A Poem I Wrote While Avoiding Sleep

I wrote this last August while sitting up in bed, avoiding sleep. I’m not a great sleeper. I’m usually watching TV, scrolling mindlessly on my phone, occasionally reading. I should read in bed more.

But this night, I spent at least part of my dawdling bedtime hours writing this poem. If I’m being completely honest, I’m still trying to understand everything that it means to me. I tend to write in fits and starts. I don’t have a regular writing schedule. Wish that I did, of course. But I’m too distracted and scatterbrained.

I’ve mostly made my peace with the fact that writing may never be my profession. I fail at it more often than not. And then I wonder if it’s really what I need. I’m still trying to work that out. I see myself largely as a novice, even after 33 years.

Even though it feels like there is truth in this poem, I can’t say whether it’s good or bad. I don’t know that I should really have an opinion on it, to be honest. I wrote it the only way I knew how. So, it is what it is. That kind of thing.

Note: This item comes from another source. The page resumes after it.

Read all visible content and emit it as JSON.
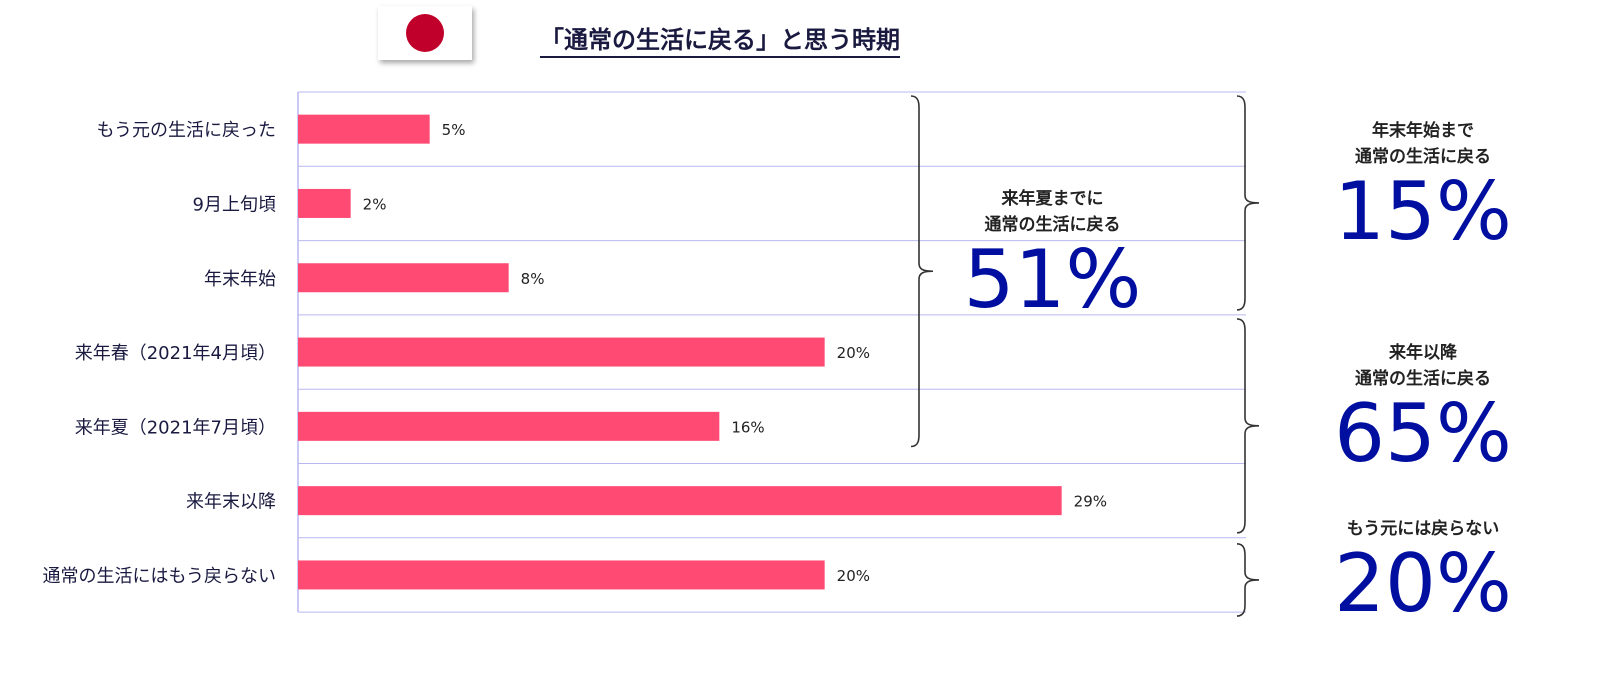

Although it’s taken me over half a year to share it, and although I haven’t written much recently, writing this poem made me hear my voice in a new way. I used to avoid writing poetry because my brain couldn’t seem to translate my feelings and experiences in a satisfactory way. It was like repeatedly mismatching the pieces in a jigsaw puzzle.

But now, I think that poetry may be the most accessible way for me to express myself creatively in my 30s. It’s perfect for those brief, quiet moments in my mind I want to grab hold of and preserve in my memory. It also gives me a digestible way to make sense of my thoughts and emotions.

Hopefully I’ll make a better practice of this in the future.